Полинезийское отношение к мане и жертвоприношениям – одно из слагаемых истории, которая в конечном счете стоила жизни капитану Куку. Но что, собственно говоря, он вообще делал в Полинезии и как оказался на Гавайях? Эпоха географических открытий обычно рисуется нам эпохой блестящих авантюристов, таких как Колумб или Кортес. Кук, живший уже в XVIII веке, ни в чем не был на них похож.

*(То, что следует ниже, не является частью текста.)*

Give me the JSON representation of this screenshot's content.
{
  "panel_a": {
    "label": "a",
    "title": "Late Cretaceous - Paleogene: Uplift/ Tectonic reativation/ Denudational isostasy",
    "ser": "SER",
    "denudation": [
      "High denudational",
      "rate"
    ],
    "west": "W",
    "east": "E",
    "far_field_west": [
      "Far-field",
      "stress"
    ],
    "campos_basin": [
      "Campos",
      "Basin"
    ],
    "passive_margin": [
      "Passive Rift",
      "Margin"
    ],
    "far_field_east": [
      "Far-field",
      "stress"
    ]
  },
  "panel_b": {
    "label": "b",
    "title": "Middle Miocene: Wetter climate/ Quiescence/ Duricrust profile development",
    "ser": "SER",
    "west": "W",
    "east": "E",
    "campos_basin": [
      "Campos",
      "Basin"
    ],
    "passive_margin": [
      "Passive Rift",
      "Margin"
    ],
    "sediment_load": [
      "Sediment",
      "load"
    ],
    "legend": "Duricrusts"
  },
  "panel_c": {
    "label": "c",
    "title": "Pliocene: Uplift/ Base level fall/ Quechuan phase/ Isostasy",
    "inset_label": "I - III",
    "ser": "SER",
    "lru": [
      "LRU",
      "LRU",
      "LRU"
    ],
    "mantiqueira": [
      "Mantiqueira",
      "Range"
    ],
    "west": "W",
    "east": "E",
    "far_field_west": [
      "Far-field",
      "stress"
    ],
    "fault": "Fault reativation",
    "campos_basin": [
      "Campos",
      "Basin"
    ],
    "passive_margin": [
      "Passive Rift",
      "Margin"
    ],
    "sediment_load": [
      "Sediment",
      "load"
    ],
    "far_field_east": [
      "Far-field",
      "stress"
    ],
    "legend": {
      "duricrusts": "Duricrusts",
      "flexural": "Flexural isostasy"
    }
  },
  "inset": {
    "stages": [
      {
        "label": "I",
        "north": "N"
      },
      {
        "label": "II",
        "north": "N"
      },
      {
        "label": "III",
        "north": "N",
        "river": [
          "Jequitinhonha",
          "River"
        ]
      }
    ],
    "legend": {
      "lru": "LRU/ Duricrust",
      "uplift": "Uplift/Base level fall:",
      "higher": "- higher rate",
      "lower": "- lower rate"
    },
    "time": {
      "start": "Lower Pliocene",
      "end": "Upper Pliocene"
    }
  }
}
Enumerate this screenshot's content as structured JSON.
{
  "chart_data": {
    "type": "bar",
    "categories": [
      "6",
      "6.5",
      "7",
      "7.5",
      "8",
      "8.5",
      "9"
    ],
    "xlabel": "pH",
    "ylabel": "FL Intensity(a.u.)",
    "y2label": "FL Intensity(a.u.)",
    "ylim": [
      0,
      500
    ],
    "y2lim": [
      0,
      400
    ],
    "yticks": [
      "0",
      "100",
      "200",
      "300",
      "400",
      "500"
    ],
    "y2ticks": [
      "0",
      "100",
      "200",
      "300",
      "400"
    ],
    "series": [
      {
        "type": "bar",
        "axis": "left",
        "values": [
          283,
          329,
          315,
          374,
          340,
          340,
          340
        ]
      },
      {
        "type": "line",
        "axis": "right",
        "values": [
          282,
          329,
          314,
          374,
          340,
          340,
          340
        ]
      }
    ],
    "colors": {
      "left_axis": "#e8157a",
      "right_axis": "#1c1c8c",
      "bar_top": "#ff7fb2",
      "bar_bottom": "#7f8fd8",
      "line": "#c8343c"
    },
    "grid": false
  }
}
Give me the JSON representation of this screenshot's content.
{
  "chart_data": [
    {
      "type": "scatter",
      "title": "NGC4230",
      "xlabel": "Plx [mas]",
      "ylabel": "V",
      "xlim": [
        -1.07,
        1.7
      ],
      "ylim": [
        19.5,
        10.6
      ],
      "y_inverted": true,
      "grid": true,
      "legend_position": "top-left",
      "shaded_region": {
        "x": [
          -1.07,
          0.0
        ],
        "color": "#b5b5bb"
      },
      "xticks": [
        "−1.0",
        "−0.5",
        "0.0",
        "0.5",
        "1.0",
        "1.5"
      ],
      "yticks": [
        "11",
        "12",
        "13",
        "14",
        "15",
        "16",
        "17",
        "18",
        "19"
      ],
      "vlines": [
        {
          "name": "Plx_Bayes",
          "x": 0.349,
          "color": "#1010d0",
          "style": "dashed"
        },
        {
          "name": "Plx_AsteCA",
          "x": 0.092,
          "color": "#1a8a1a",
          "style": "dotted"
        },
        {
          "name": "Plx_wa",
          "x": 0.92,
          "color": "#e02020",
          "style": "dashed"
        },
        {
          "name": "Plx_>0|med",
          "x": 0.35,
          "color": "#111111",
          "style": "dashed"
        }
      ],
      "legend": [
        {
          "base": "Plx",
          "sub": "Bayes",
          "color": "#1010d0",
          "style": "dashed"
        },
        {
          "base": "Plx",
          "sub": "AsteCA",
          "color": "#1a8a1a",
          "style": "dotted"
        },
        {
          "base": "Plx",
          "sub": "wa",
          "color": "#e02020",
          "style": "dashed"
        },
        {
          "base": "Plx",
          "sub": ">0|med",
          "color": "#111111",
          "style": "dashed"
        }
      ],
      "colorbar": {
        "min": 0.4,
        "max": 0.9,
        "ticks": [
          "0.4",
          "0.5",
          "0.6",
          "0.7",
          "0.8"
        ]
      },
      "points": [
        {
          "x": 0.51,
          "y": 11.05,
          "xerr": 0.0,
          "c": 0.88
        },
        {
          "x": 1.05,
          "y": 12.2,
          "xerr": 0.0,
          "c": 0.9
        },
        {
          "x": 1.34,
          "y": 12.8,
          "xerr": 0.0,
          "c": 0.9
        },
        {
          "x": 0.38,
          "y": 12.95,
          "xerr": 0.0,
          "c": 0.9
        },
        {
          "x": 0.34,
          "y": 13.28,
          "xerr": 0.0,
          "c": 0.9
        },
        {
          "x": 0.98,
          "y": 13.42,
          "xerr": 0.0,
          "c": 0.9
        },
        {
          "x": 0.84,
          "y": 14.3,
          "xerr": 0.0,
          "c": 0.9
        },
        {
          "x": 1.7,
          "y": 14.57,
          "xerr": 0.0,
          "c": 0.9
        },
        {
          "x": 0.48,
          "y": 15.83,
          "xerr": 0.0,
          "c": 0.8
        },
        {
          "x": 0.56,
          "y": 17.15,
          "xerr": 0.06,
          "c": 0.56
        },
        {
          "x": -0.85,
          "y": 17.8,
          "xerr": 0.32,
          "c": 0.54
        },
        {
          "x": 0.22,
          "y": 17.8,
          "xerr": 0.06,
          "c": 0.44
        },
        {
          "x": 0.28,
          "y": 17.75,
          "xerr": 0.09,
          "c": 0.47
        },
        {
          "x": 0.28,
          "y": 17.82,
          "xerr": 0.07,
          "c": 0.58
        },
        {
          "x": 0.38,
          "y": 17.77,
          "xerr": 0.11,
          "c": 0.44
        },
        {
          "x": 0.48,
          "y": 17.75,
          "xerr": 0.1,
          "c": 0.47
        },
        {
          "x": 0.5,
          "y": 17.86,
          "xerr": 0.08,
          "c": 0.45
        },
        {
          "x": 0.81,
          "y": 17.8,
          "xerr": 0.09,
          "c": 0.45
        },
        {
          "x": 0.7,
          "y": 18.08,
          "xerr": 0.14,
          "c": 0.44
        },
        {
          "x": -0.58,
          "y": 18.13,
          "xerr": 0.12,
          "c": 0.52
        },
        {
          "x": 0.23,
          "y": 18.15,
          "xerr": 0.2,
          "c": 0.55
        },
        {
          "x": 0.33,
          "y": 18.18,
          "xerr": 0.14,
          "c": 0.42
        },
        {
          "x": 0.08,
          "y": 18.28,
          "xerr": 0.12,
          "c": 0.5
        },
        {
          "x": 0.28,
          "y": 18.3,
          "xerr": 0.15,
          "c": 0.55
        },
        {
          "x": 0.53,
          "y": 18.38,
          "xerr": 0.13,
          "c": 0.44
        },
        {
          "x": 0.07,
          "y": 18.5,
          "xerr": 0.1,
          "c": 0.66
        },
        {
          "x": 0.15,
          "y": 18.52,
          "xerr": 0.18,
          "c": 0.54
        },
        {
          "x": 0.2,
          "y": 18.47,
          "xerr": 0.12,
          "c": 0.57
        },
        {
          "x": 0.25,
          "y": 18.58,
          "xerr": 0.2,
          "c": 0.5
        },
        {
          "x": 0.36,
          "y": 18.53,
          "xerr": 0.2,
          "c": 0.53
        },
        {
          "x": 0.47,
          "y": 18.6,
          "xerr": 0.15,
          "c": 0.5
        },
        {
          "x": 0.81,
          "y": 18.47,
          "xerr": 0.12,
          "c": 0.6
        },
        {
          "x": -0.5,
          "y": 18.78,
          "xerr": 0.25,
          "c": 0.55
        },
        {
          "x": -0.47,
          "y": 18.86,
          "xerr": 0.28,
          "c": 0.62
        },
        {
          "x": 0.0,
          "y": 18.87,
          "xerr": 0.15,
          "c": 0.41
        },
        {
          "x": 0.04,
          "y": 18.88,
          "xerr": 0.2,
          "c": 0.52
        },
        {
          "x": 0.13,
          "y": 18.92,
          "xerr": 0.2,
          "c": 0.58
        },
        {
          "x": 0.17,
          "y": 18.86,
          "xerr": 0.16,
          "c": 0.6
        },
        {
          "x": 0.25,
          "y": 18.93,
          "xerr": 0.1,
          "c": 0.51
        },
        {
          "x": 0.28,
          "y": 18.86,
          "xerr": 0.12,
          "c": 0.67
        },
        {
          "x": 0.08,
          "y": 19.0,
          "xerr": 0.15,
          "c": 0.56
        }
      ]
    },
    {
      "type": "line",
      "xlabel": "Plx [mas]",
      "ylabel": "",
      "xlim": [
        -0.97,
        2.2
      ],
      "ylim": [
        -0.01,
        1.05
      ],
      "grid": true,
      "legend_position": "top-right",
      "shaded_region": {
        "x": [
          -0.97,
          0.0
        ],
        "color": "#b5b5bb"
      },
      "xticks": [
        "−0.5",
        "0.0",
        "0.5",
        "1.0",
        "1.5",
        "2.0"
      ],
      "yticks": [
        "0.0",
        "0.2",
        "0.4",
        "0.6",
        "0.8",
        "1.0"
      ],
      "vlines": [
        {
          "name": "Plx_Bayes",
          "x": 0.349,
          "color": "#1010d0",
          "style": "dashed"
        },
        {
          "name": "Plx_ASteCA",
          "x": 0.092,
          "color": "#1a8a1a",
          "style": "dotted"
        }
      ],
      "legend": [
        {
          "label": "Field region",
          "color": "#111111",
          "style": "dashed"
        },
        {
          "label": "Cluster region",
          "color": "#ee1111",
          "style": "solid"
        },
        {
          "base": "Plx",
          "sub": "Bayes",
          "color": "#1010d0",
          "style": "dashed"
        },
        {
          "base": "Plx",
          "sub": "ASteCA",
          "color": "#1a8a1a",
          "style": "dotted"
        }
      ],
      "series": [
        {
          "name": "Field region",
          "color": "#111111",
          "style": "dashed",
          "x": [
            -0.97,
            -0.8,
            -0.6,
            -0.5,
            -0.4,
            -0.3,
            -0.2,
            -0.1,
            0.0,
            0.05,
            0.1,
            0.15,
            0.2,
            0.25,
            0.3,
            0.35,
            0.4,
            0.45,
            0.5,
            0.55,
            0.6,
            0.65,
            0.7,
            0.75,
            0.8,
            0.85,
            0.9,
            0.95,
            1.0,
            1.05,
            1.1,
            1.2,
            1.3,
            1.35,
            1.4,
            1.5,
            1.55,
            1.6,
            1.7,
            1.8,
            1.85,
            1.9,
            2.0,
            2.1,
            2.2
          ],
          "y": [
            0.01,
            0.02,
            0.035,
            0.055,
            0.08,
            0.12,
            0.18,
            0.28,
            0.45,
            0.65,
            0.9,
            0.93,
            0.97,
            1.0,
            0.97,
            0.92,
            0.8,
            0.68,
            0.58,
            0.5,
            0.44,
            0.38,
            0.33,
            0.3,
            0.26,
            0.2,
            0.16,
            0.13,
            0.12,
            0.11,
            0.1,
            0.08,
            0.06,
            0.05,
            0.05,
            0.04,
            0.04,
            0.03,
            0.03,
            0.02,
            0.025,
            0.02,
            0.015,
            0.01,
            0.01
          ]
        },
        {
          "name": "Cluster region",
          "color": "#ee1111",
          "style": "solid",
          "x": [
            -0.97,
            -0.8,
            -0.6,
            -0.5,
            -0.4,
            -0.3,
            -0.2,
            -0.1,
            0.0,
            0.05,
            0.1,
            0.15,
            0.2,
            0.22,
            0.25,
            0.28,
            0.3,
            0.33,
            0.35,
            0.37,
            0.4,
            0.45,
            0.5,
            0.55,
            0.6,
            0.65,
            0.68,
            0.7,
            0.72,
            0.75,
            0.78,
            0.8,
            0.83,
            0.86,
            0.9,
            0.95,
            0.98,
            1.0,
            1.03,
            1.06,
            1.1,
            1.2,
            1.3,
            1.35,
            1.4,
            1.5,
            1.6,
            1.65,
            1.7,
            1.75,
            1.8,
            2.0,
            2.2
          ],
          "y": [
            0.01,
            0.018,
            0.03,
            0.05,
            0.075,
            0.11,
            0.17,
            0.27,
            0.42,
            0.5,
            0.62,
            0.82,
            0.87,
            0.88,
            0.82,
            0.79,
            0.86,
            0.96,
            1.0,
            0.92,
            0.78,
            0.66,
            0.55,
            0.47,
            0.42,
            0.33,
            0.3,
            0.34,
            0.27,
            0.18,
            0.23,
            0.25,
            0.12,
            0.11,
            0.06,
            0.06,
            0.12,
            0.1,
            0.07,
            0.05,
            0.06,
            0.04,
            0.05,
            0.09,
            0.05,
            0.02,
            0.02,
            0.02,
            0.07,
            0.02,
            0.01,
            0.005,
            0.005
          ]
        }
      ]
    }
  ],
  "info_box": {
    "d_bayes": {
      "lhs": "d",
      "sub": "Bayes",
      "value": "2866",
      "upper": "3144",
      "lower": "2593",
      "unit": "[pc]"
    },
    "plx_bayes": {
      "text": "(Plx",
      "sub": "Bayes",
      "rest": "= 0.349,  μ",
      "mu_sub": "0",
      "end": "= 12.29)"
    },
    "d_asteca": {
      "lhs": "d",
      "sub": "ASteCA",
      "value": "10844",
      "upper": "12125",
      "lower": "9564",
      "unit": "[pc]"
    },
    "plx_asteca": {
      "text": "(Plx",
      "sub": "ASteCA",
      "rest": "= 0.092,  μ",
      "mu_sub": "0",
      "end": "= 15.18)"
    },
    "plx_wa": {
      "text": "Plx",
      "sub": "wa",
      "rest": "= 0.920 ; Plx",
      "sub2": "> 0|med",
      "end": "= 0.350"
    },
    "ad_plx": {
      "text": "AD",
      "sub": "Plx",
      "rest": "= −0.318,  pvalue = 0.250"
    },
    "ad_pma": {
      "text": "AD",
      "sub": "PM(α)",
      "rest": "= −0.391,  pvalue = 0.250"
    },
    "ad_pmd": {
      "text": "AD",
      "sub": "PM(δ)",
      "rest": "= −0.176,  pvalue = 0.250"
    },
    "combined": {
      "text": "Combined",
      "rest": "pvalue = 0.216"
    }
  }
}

Дело не только в том, что Кук открыл для европейцев Гавайи. Вероятно, это открытие было предопределено и неизбежно произошло бы в течение нескольких десятилетий – уже к середине XIX века довольно сложно было представить неизвестный архипелаг такого размера в Тихом океане. И в предшествующие столетия испанские «манильские галеоны», одни из самых крупных судов раннего Нового времени, не раз проплывали сравнительно недалеко от этих островов. Но если бы открытие Гавайев состоялось несколькими десятилетиями позже, это сильно изменило бы историю архипелага и, возможно, всех тихоокеанских государств. Что, если бы, скажем, первые колонии на Гавайях создали русские? Как ни странно, такая возможность существовала: уже в 1804 году на архипелаг заходили корабли Крузенштерна и Лисянского (именем второго до сих пор называется один из местных островов). В 1810-е на острове Кауаи даже недолго существовали русские укрепления, и колонизация намечалась вполне серьезно – в русских документах одну из местных рек, Ханапепе, будто бы даже переименовали в Дон[110]. Интерес к Гавайям проявляли и другие великие державы XIX века, но к моменту, когда они начали всерьез осваивать архипелаг, правитель Камеамеа I уже объединил все острова под своей властью. Не в последнюю очередь благодаря оружию, полученному у английских торговцев. А те приплыли на Гавайи вслед за Джеймсом Куком.